Life goes on. Diana Ibanez Tirado, Author provided

Meanwhile, undocumented Afghan migrants are being regularly deported from Turkey, as part of an EU-Turkey deal. If there was one thing the world could now practically do to assist Afghanistan, it would be to assure a safe and secure future outside of the country for the men and women who are fleeing their war torn home.

A glimmer of hope

Despite all of this, Afghanistan still has the resources and people required to forge the social and political relationships on which future stability depends.

In November 2016, I spent three days with a diverse group of men in Kabul. One was a Pashto speaker from Kunduz with Taliban-supporting inclinations. Another was an ethnically Turkmen merchant from a town close to the border with Turkmenistan. Two more were Farsi-speakers from Kabul who worked in security agencies and were assisting the Turkmen trader locate a loan defaulter.

Over the three days that we all met, there were moments of friction in the encounters, mostly about the various languages they spoke and the extent to which these were accorded equal respect in Afghanistan.

But there were also repeated expressions of solidarity. For instance, the Taliban-inclined Pashtun gave permission for the other men to drink some home brew spirit made from sugar cane while he enjoyed a cigarette.

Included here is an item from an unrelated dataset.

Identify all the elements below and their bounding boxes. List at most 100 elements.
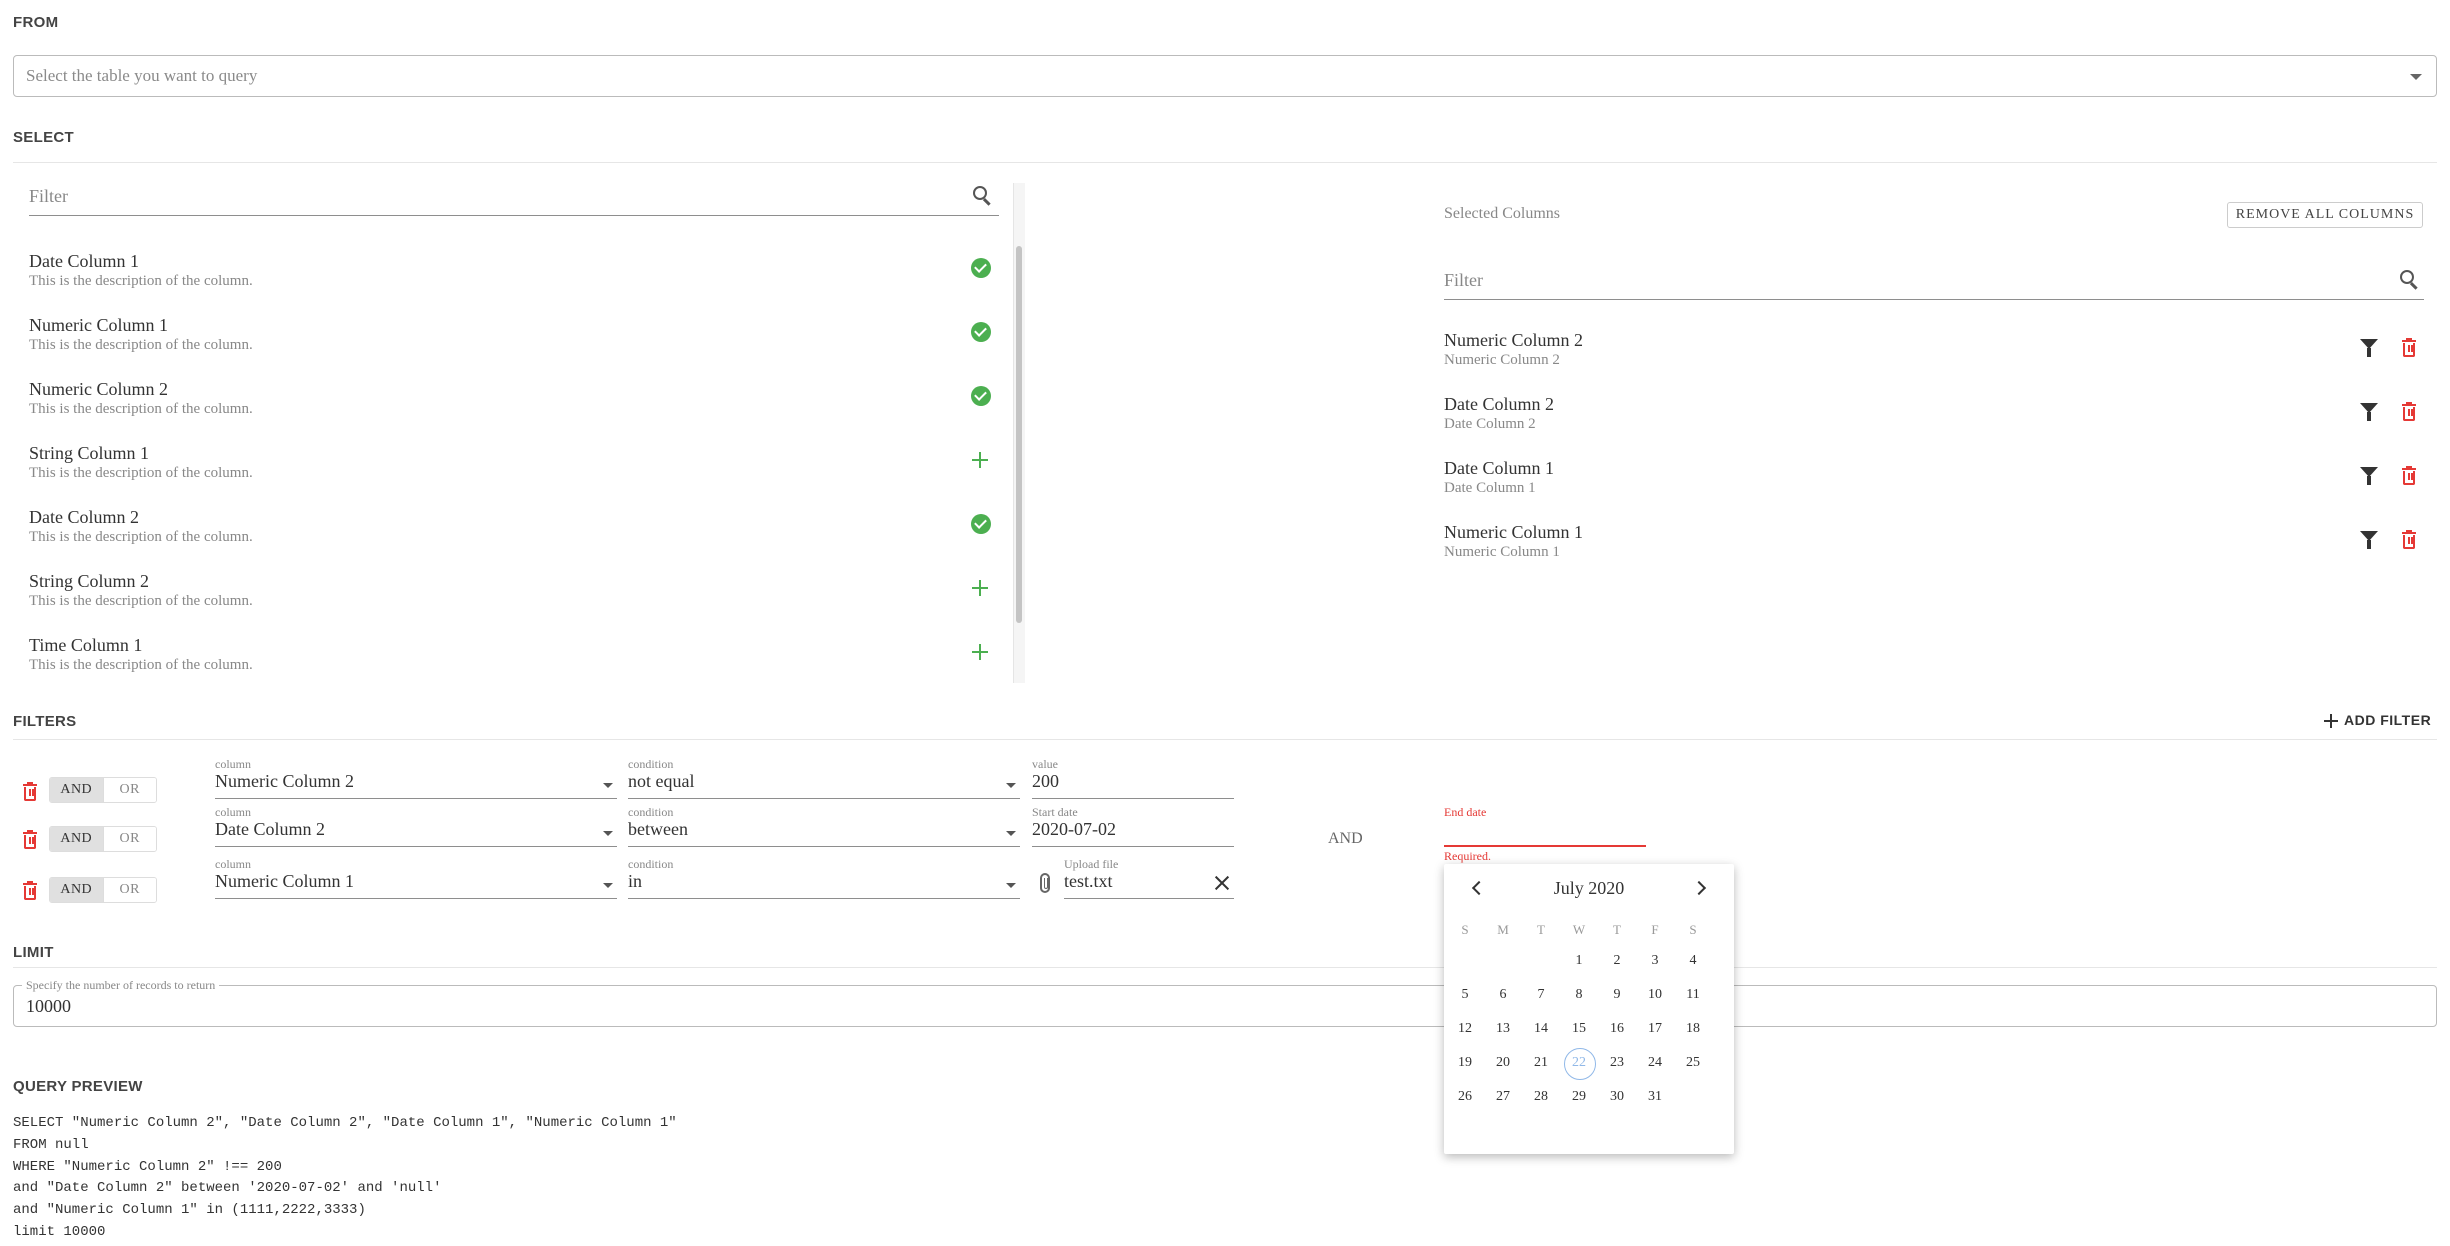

At the end of the three days of detective work and socialising, which included several trips to a part of Kabul known as “Al Qaida central”, the men rose to bid each other farewell. But only after they had exchanged telephone numbers, remarking: “We can be of use to each other if we fall into the wrong hands.”

Encounters such as these are a recurrent feature of life in Afghanistan. They are a critical reminder of the subtle ways in which Afghanistan’s people handle the ever-shifting divisions and conflicts that have ripped through the country over the past 40 years. My friends’ ability to forge relations and think pragmatically, offers a rare ray of hope in an increasingly dark situation.